Sou Borin, Chamkar Loeu Dis­trict Hospital director, said that 136 students were admitted to the hospital on Monday. “Only 15 students remain, aged 12 to 21 years old. They still find it difficult to breathe, they feel dizzy, and their health is very poor,” Dr Borin said.

Doeung Sithol, father of 11th-grade student Ol Changhou, said the principal should not have forced his daughter to stand in the sun until fainting.

“The principal should not punish all the students to stand for an hour. He should have just pointed at a student to raise the flag,” Mr Sithol said.

Contacted by telephone, the principal said he had only made the students stand for 15 minutes in a bid to “educate them.”

“It wasn’t only the students who passed out; there was also one fe­male teacher…because she has the same disease,” Mr Pharith said, blaming the fainting on the scent of the schoolyard’s several acacia trees.

Mr Pharith also said the students are returning to school to­day. “We will not allow them to go near the acacia trees,” he said.

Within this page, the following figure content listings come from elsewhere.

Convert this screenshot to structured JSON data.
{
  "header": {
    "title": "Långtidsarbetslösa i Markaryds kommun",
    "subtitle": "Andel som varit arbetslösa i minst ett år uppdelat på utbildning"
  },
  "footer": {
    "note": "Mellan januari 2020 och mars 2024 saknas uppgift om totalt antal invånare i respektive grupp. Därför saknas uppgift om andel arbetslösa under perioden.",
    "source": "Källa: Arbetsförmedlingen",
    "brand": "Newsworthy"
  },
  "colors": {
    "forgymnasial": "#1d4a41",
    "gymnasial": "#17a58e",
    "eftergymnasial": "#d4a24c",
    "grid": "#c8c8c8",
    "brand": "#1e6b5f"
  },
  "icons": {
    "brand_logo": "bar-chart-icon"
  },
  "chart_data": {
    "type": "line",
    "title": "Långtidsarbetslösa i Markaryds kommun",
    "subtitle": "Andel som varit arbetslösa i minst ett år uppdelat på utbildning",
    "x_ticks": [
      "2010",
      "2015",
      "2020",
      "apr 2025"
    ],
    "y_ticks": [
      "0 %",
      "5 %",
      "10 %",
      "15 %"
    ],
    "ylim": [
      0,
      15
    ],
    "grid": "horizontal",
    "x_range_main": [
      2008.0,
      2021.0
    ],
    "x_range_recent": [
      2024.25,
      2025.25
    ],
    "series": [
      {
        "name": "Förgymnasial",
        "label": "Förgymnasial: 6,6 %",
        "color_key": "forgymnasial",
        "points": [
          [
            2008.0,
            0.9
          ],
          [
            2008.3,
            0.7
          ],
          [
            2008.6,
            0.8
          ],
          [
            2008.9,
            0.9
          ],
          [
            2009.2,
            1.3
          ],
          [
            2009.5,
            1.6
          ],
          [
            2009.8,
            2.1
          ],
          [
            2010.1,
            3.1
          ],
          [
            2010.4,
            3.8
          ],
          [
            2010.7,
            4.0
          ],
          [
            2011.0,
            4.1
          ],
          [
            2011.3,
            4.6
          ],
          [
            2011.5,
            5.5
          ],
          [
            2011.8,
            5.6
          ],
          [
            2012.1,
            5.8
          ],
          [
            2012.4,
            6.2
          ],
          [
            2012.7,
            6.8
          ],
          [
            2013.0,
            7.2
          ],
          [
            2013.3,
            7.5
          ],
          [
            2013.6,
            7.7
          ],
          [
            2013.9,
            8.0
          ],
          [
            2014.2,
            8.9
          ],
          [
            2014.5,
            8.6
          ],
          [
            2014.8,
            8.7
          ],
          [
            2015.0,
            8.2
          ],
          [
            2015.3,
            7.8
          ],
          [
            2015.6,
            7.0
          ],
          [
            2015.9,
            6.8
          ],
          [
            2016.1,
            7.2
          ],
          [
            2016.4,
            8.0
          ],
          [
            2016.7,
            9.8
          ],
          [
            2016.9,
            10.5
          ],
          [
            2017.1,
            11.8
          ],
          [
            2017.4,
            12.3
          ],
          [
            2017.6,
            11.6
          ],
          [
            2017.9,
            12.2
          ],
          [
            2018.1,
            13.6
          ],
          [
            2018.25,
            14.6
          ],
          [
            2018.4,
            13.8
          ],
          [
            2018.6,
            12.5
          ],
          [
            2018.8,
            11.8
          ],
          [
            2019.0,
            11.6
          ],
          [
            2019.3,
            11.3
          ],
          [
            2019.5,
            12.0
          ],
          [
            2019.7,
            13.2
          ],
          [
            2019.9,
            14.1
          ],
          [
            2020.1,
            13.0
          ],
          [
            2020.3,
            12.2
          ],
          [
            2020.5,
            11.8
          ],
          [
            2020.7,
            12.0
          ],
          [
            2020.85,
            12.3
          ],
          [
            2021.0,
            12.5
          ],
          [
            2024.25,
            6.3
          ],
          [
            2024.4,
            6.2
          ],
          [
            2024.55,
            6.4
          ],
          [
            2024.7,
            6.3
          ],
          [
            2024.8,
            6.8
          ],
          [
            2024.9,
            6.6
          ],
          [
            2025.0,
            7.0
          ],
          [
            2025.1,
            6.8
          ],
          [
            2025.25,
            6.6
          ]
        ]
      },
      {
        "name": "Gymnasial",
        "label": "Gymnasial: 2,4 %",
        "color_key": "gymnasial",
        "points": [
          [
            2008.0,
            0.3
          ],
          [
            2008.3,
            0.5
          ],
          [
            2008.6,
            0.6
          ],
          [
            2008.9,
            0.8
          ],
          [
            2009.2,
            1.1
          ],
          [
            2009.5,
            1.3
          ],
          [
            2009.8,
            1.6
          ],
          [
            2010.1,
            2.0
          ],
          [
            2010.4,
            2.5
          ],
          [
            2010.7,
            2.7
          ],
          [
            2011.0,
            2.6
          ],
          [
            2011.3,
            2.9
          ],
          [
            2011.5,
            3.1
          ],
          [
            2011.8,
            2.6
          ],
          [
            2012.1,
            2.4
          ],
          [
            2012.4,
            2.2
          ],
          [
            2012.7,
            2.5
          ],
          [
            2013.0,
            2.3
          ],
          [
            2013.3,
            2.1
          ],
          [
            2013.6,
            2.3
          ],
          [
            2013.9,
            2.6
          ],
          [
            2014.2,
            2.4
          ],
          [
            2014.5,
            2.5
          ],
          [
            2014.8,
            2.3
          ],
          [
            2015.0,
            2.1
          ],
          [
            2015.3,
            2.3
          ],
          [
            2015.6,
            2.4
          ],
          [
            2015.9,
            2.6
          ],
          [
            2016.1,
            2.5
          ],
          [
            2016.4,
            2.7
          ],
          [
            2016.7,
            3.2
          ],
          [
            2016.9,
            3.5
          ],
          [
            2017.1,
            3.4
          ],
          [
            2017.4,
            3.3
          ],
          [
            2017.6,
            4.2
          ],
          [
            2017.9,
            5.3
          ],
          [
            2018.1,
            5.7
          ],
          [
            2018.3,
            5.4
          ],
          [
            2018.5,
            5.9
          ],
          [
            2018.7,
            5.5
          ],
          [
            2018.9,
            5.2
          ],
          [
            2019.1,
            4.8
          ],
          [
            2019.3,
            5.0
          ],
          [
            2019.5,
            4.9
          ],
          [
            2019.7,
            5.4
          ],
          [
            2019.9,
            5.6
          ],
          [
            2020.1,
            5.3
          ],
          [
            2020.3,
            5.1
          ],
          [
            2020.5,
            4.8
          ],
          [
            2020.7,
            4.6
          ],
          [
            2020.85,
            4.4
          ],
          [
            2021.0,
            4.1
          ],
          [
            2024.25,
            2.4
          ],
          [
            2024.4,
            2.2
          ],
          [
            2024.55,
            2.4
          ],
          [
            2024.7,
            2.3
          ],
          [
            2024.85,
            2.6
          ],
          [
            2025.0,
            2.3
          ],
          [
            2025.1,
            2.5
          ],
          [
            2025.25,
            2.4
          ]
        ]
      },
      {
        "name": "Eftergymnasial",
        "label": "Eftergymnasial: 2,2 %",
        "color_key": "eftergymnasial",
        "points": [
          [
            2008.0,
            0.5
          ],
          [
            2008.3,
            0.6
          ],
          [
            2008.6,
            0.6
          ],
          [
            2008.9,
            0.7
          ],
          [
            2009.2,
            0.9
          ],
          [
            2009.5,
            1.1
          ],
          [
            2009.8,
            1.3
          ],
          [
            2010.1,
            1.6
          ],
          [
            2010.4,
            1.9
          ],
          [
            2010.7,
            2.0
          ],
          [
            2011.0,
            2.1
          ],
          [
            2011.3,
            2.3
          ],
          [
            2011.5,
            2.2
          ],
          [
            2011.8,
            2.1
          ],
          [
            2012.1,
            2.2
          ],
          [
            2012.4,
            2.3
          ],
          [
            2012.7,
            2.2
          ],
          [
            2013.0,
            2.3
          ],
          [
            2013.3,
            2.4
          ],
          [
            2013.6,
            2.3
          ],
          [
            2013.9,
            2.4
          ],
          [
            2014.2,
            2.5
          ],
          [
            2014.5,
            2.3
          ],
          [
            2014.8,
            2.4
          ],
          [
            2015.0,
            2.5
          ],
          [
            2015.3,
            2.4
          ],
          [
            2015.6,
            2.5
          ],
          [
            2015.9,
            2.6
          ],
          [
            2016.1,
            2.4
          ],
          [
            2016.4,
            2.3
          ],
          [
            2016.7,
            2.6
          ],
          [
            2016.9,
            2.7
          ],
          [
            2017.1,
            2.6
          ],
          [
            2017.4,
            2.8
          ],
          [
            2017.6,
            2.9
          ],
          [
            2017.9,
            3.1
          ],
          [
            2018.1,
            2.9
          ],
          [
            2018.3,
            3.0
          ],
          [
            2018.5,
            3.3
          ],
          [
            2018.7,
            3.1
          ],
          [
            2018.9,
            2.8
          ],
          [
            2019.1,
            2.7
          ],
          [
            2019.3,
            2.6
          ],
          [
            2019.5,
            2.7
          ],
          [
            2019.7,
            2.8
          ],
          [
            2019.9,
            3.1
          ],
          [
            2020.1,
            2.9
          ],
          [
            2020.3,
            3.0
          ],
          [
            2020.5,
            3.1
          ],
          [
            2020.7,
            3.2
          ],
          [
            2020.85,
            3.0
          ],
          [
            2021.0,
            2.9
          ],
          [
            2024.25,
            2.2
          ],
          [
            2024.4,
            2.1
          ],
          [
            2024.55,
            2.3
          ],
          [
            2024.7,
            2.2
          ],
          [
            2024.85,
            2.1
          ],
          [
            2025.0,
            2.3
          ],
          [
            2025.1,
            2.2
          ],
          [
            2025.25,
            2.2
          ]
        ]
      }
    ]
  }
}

Thong Kim Yan, deputy director of the provincial education department, also said the students be­ing forced to stand in the sun was not the reason for the fainting or the hospitalization of the students.

“Mr Pharith only educated them for 20 minutes after the na­tional anthem…. We suspect the acacia trees, but we do not have clear evidence,” he said.

The seven offending acacia trees will be cut down, he added.